2024年12月16日月曜日

#京都回想記#【34.大学3年生になって】

京都回想記【34.大学3年生になって】


 1969(昭44)年12月から、神戸で二度目の下宿を始めた。今度は東灘区の国鉄(JR)摂津元町駅前で、便利と言えば便利な場所だった。通学には国鉄より阪急線が便利で、北の方へ上ると阪急岡本駅があった。そこから二駅で阪急六甲に行ける。岡本駅周辺はかなり山手で道が狭くなっているが、センスの良いベーカリーやカフェなど、洒落た店が並んでいた。

 下宿先は元肛門科の医院の木造二階建てで、肛門科の看板がそのまま掲げられていた。院長の医師が亡くなって、未亡人が子供たちを育てながら、下宿を切り盛りしていた。下宿部屋は一階に入院用の部屋が3つ、別に元診療室の板間があって、ここはかなり広く水回りもあったので、自分はこの部屋を選んだ。

 板間の部分にホームコタツを置いて、冬の間中、コタツに潜り込んで過ごした。週に数回、大学に行くが、それ以外はほぼ部屋に籠って、文学書に読みふけっていた。あまり寒いので、一週間ばかり、インスタントラーメンなど啜って生活し、食料も尽きたので買い出しに外に出たところ、駅前は何と桜が満開でみごとに春になっていた。まるで冬眠から覚めたクマの気持ちだった。
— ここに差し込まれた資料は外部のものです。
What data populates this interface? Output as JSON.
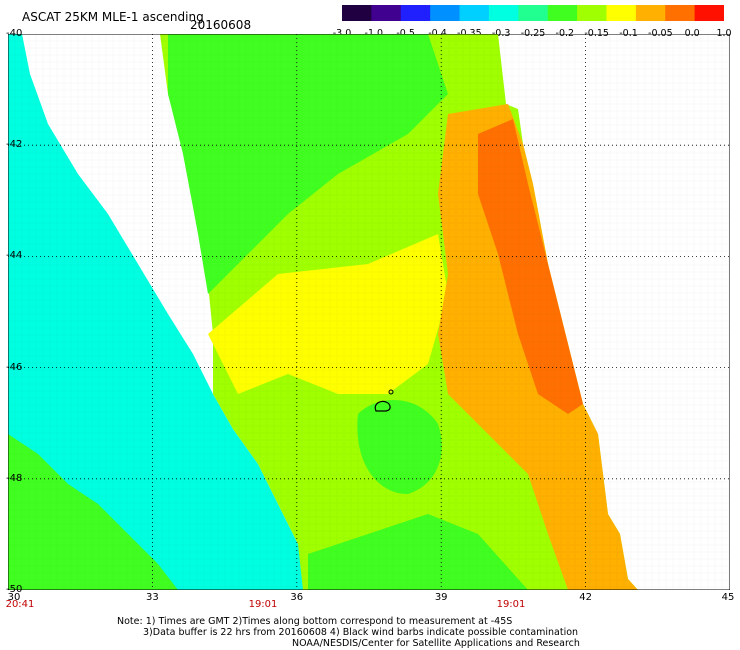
{
  "header": {
    "title": "ASCAT 25KM MLE-1 ascending",
    "date": "20160608"
  },
  "colorbar": {
    "labels": [
      "-3.0",
      "-1.0",
      "-0.5",
      "-0.4",
      "-0.35",
      "-0.3",
      "-0.25",
      "-0.2",
      "-0.15",
      "-0.1",
      "-0.05",
      "0.0",
      "1.0"
    ],
    "colors": [
      "#200040",
      "#400090",
      "#2020ff",
      "#0090ff",
      "#00d0ff",
      "#00ffe0",
      "#20ff90",
      "#40ff20",
      "#a0ff00",
      "#ffff00",
      "#ffb000",
      "#ff7000",
      "#ff1000"
    ]
  },
  "axes": {
    "y_labels": [
      "-40",
      "-42",
      "-44",
      "-46",
      "-48",
      "-50"
    ],
    "x_labels": [
      "30",
      "33",
      "36",
      "39",
      "42",
      "45"
    ],
    "time_labels": [
      "20:41",
      "19:01",
      "19:01"
    ]
  },
  "map": {
    "swath_colors": {
      "cyan": "#00ffe0",
      "green": "#40ff20",
      "light_green": "#a0ff00",
      "yellow": "#ffff00",
      "orange": "#ffb000",
      "dark_orange": "#ff7000"
    }
  },
  "footer": {
    "line1": "Note: 1) Times are GMT 2)Times along bottom correspond to measurement at -45S",
    "line2": "3)Data buffer is 22 hrs from 20160608 4) Black wind barbs indicate possible contamination",
    "line3": "NOAA/NESDIS/Center for Satellite Applications and Research"
  }
}
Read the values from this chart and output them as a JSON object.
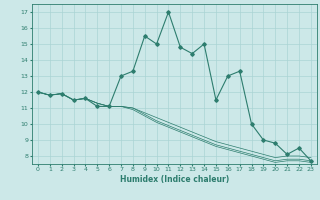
{
  "title": "",
  "xlabel": "Humidex (Indice chaleur)",
  "ylabel": "",
  "background_color": "#cce8e8",
  "line_color": "#2d7d6e",
  "xlim": [
    -0.5,
    23.5
  ],
  "ylim": [
    7.5,
    17.5
  ],
  "xticks": [
    0,
    1,
    2,
    3,
    4,
    5,
    6,
    7,
    8,
    9,
    10,
    11,
    12,
    13,
    14,
    15,
    16,
    17,
    18,
    19,
    20,
    21,
    22,
    23
  ],
  "yticks": [
    8,
    9,
    10,
    11,
    12,
    13,
    14,
    15,
    16,
    17
  ],
  "grid_color": "#aad4d4",
  "series": [
    [
      12.0,
      11.8,
      11.9,
      11.5,
      11.6,
      11.1,
      11.1,
      13.0,
      13.3,
      15.5,
      15.0,
      17.0,
      14.8,
      14.4,
      15.0,
      11.5,
      13.0,
      13.3,
      10.0,
      9.0,
      8.8,
      8.1,
      8.5,
      7.7
    ],
    [
      12.0,
      11.8,
      11.9,
      11.5,
      11.6,
      11.3,
      11.1,
      11.1,
      11.0,
      10.7,
      10.4,
      10.1,
      9.8,
      9.5,
      9.2,
      8.9,
      8.7,
      8.5,
      8.3,
      8.1,
      7.9,
      8.0,
      8.0,
      7.9
    ],
    [
      12.0,
      11.8,
      11.9,
      11.5,
      11.6,
      11.3,
      11.1,
      11.1,
      11.0,
      10.6,
      10.2,
      9.9,
      9.6,
      9.3,
      9.0,
      8.7,
      8.5,
      8.3,
      8.1,
      7.9,
      7.7,
      7.8,
      7.8,
      7.7
    ],
    [
      12.0,
      11.8,
      11.9,
      11.5,
      11.6,
      11.3,
      11.1,
      11.1,
      10.9,
      10.5,
      10.1,
      9.8,
      9.5,
      9.2,
      8.9,
      8.6,
      8.4,
      8.2,
      8.0,
      7.8,
      7.6,
      7.7,
      7.7,
      7.6
    ]
  ]
}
 小説など文学書を読みふけり、生涯でいちばん読書した時期かもしれない。経済学部に上がっても学部の講義は退屈なのがほとんどで、唯一、卒論ゼミの演習で議論するのだけが楽しかった。とはいえ、発言するのはほぼ私だけで、担当教官と議論や雑談を交わすことが多かった。担当教官の新保教授は、経済学の研究だけでなく、クラシック音楽や文学にも詳しく、洒落た教養人だった。

 経済学部では、経済や経営の必修科目が数単位指定されているだけで、それ以外は自由選択科目とされていたので、文学部などに遠征して単位を取った。さすがに転籍までは考えなかったが、男ばかりの経済学部の授業より、女子も多くはなやかな文学部に通う方が多いぐらいだった。しかも文学に関しては、それなりの意見を持つようになっていた。

 文学部にも、演習形式の討論ができる授業があって、こちらは面白かった。国文学演習という講座で、谷崎や三島が好きな教官の授業に出た。出席者が回り持ちでレジュメを作って発表し、それに対して議論するという演習形式だった。私の担当の回では、谷崎の初期の「悪魔的」短編と言われるものを取り上げ、それを批評した。

 ヒロインを女王の位置にまでまつり上げ、自身はそこに跪拝するという典型的なマゾ構図で、その後も谷崎作品で何度も繰り返される。それ自体はいいのだが、その絵描き方がひたすら官能に酔うという直接的な描き方なので、その性的資質を持つもの以外は、それに入り込めない。つまり客観描写が欠落しているという点を指摘して、議論の中でもとことん否定するという立場を取った。

 議論が終わり担当教官が講評するのだが、谷崎ファンの教官は「たしかに君の言うとおりだが、さすがにそこまで言わなくても・・・」と脱力感想を述べた。そんな風に文学部に遠征して多くの単位を取ることになった。一種の道場破り的な楽しみもあったわけだ。